Recentemente, al termine di una tre giorni di studio, nel "pianeta" Piemonte, un docente universitario di media età – pareva un Antonio Rosmini laico sull’onda del ricupero storico di Maestro Eckhart – fece la seguente proposta di lavoro: cercare un punto di convergenza tra la destra gagliarda e feroce, la sinistra cinica e crudele, i tiepidi di centro, parassiti e profittatori, il cancro del sangue della società civile, da sempre.
Per quanto fantastica sia una tale proposta, il punto c’è, si trova nell’abisso dell’essere, e pure ha un nome: è l’atto di esistere. Qui ogni uomo – e tutti uomini siamo! – può ritrovare se stesso, con socratica saggezza, la propria persona, libera e sovrana. I romani ne colsero l’essenza pratica – non senza assistenza della Divina Provvidenza – e la chiamarono "res". San Tommaso d’Aquino ne rifinì il concetto metafisico e teologico dicendo che l’atto di esistere è quanto di più intimo è nell’uomo e gli viene direttamente da Dio. Certamente ci vuole un pugno di uomini colti, intelligenti e probi – la minoranza eroica di Gian Battista Vico – i quali aprano l’alveo della storia e trascinino dietro di sé il genere umano: il quale poi farà da sé "con coscienza e arte civili".
Ma posto che questo sia accettato comodamente – e lo dovrebbe perché è oggetto proprio sia della ragione metafisica, sia della ragione etica – resterebbe ancora tutto da fare. È necessaria una leva che, facendo perno sul punto giusto, sollevi il mondo e lo riporti nell’ordine cosmico. E questo perno è Cristo. Non c’è alternativa. C’è piuttosto un’interdipendenza, alla radice dove si annodano natura umana e natura divina: oggetto di Ragione la prima, di Fede sovrannaturale la seconda.
La ragione può, in forza del suo atto di esistere, raggiungere quel limite che le è proprio, e che è altissimo. Può creare imperi, lasciare scolpite nelle rocce e tracciare in graffiti sulle pareti, memorie di cui la cultura dei posteri è ghiotta. Ma, giunta a quel limite, la natura vacilla, sia perché ha i piedi di creta, sia perché, lasciata a sé, patisce vertigini. E cade, precipita là da dove s’era elevata con secoli di travaglio e di tragedie, riprendendo il tentativo di conquistare e possedere il creato.
Questa legge fu rilevata dagli intelligentissimi Greci e tramandata sotto forma di favole famose: Sisifo, Tantalo, le Danaidi, Narciso, il Prometeo, il mitologico Saturno.
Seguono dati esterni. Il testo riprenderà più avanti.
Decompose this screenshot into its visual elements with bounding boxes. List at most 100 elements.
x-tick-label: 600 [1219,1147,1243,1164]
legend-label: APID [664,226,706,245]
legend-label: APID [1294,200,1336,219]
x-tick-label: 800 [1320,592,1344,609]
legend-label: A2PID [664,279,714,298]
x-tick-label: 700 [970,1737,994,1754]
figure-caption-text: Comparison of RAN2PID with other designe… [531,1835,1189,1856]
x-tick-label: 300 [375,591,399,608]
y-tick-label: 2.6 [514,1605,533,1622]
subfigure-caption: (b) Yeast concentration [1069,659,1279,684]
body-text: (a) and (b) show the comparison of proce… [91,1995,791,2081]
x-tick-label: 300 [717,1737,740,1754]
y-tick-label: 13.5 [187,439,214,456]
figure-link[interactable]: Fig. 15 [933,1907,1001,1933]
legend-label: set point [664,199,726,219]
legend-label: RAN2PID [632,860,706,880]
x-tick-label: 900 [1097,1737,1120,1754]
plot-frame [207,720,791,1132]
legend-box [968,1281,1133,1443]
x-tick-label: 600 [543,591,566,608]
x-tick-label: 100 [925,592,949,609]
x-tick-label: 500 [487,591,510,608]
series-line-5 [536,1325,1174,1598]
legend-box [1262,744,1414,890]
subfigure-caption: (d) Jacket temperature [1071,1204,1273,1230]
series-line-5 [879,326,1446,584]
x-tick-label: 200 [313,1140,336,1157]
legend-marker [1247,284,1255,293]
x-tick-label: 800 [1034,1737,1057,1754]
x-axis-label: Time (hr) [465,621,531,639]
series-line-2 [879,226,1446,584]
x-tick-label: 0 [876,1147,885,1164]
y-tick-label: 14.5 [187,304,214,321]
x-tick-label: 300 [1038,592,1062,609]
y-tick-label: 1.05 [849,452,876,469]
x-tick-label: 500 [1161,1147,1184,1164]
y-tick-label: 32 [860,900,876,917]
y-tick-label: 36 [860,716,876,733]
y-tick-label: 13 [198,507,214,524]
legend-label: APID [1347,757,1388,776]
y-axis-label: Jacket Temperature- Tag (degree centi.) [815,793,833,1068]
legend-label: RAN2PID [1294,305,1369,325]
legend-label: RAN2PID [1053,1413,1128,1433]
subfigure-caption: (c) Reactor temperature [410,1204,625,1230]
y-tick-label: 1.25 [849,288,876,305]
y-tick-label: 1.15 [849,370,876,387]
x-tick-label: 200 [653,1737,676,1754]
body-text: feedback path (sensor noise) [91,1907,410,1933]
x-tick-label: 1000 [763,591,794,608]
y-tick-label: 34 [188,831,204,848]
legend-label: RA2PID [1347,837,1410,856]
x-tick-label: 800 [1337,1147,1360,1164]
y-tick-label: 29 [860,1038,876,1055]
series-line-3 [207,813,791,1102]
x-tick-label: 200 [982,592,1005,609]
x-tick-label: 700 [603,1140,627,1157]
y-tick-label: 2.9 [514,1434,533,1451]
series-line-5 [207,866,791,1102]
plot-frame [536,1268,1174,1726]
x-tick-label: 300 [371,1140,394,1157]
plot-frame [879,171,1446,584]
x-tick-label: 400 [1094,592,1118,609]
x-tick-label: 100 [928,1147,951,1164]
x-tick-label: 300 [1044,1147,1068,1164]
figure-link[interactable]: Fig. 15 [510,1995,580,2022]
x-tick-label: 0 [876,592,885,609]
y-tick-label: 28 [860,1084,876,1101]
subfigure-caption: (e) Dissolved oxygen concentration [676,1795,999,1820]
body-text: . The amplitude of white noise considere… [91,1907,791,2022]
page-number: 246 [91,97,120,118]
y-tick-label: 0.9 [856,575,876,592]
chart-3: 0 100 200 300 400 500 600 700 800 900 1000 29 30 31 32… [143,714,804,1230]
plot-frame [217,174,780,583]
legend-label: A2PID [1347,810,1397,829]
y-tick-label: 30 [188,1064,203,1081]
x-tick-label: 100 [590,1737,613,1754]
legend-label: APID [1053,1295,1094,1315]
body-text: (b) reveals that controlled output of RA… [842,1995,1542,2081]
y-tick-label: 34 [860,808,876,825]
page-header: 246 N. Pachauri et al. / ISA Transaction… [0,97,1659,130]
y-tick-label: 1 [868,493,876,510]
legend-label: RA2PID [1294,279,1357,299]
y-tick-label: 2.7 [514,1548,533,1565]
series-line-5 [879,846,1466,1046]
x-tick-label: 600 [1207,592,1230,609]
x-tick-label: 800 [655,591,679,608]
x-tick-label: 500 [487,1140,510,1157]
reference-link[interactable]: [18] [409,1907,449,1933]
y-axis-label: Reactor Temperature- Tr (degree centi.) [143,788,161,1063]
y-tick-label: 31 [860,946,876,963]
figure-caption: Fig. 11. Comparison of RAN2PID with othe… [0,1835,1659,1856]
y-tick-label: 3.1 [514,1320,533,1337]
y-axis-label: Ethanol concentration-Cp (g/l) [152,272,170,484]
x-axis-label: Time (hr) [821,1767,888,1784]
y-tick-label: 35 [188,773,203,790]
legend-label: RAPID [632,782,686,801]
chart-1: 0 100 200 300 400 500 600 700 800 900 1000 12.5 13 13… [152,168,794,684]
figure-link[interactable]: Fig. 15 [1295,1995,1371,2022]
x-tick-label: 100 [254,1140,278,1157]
I non indegni emuli moderni hanno riesposto in termini nuovi la questione. Leopardi ha il disperato lamento: "o natura, o natura, perché di tanto inganni i figli tuoi?" ("A Silvia"). Machiavelli scrive "Il Principe" per "temprare lo scettro ai regnatori" (Foscolo), ma diventa il breviario di tutti i tiranni. Kant, il re della critica, rimane bloccato dall’agnosticismo. Kafka vede l’uomo come uno zimbello nel "Castello" e fuori è solo "Metamorfosi". Con un genio formidabile Nietzsche reagisce contro questa maledizione e crea il "superuomo" – il quale pur esiste là dove Dio si fa uomo affinché l’uomo diventi Dio – ma da Nietzsche nascono soltanto Hitler e Mussolini. Il socialismo scientifico (comunismo) crea l’impero sovietico, ma al momento di dare la marxistica "spallata" che farebbe cadere in un istante il capitalismo, svanisce – è proprio la parola esatta – in pochi giorni, come in una nuvola malefica. È un monito per l’altro colosso "scientifico", la Comune cinese.
Cristo è il Verbo di Dio fatto uomo. Ha in sé l’archetipo di tutte le creature, quindi tutte sussistono in lui. Platone aveva intravisto più che qualcosa con il suo "Logos". Ma Cristo rivelò il limite del grande ateniese, con la stessa Luce con cui abbatté e acciecò l’Ebreo di Tarso sulla via di Damasco per farne il suo più grande apostolo. Così Platone, riletto in questa Luce salirebbe certamente a quelle vette cui bramava. È la Luce con cui Gesù illuminò Elia e Mosè, Pietro, Giacomo e Giovanni in estasi ai suoi piedi, nella Trasfigurazione del Tabor.
Tutte queste cose va insegnando il Vescovo di Roma Giovanni Paolo II, in tutte le sue encicliche, con audacia polacca.
Tutte furono annunciate 500 anni or sono dal Servo di Dio Girolamo Savonarola, con un’infaticabile predicazione apostolica e profetica che lo Spirito Santo decorò, quale sigillo di Verità, con la palma del tanto bramato martirio.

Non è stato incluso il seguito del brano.